Breaking News

Pemangkasan Dana Desa, GMNI Pacitan Tekankan Dinas PMD Tetap Prioritaskan Pengentasan Kemiskinan dan Kemandirian Desa.


PACITAN – Berkurangnya alokasi Dana Desa pada tahun anggaran 2026 menjadi persoalan yang cukup berat bagi pemerintah desa dalam melanjutkan program pembangunan serta pemberdayaan masyarakat.


Menanggapi situasi tersebut, Dewan Pimpinan Cabang Gerakan Mahasiswa Nasional Indonesia (DPC GMNI) Pacitan meminta Dinas Pemberdayaan Masyarakat dan Desa (PMD) Kabupaten Pacitan agar tetap menjaga fokus kebijakan pada upaya pengentasan kemiskinan, penguatan kapasitas masyarakat, dan pembangunan kemandirian ekonomi desa.


Pernyataan tersebut disampaikan GMNI Pacitan dalam kegiatan silaturahmi dan dialog bersama Dinas PMD Kabupaten Pacitan pada 27 Januari 2026. Dalam forum tersebut, GMNI menegaskan bahwa pengurangan Dana Desa tidak seharusnya menggeser orientasi pembangunan desa dari tujuan utamanya, yakni meningkatkan kesejahteraan masyarakat.


Ketua DPC GMNI Pacitan, Febri Firdiansyah, menyampaikan bahwa kondisi keterbatasan anggaran harus direspons dengan perencanaan yang matang serta penentuan skala prioritas yang jelas, sehingga dampaknya tidak langsung dirasakan oleh masyarakat lapisan bawah.

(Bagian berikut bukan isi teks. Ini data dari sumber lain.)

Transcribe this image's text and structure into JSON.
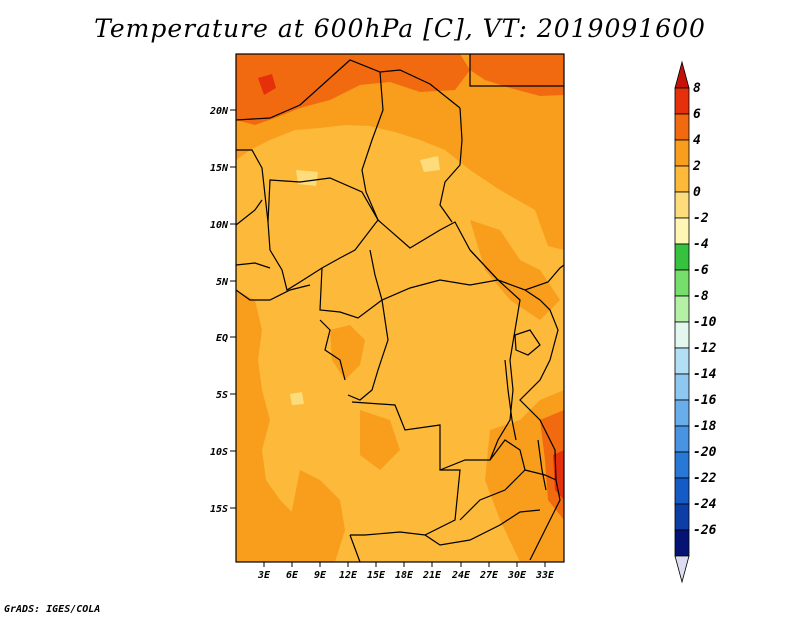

“Pemangkasan Dana Desa tidak boleh dijadikan alasan untuk menurunkan komitmen pemerintah dalam mengentaskan kemiskinan. Justru dalam kondisi anggaran terbatas, Dinas PMD harus memastikan program yang menyentuh kebutuhan langsung masyarakat tetap diutamakan,” tegasnya. 


GMNI Pacitan juga menyoroti pentingnya mendorong desa agar lebih mandiri secara ekonomi, salah satunya melalui penguatan Badan Usaha Milik Desa (BUMDes), pemberdayaan UMKM desa, serta pemanfaatan potensi lokal yang dimiliki masing-masing desa. Upaya tersebut dinilai sebagai solusi strategis jangka menengah dan panjang agar desa tidak terus bergantung pada dana transfer dari pemerintah.


Selain memberikan masukan kebijakan, GMNI Pacitan menyatakan kesiapan untuk berperan sebagai mitra strategis Dinas PMD dalam kegiatan pendampingan, edukasi masyarakat, serta pengawasan partisipatif di tingkat desa. Sinergi antara pemerintah dan kalangan mahasiswa dianggap penting guna memastikan program desa berjalan secara efektif, transparan, dan berpihak kepada rakyat.


“Bagi GMNI, Dinas PMD tidak hanya berperan sebagai pembina anggaran, tetapi juga sebagai perancang arah kemandirian desa. Karena itu, kolaborasi dengan elemen masyarakat sipil, termasuk mahasiswa, sangat dibutuhkan agar desa tetap tangguh menghadapi berbagai tantangan,” tambahnya.


Melalui dialog tersebut, GMNI Pacitan berharap Dinas PMD Kabupaten Pacitan mampu merumuskan kebijakan yang responsif, berkeadilan, serta tetap menjaga semangat pemberdayaan dan kemandirian desa di tengah kebijakan pemangkasan Dana Desa.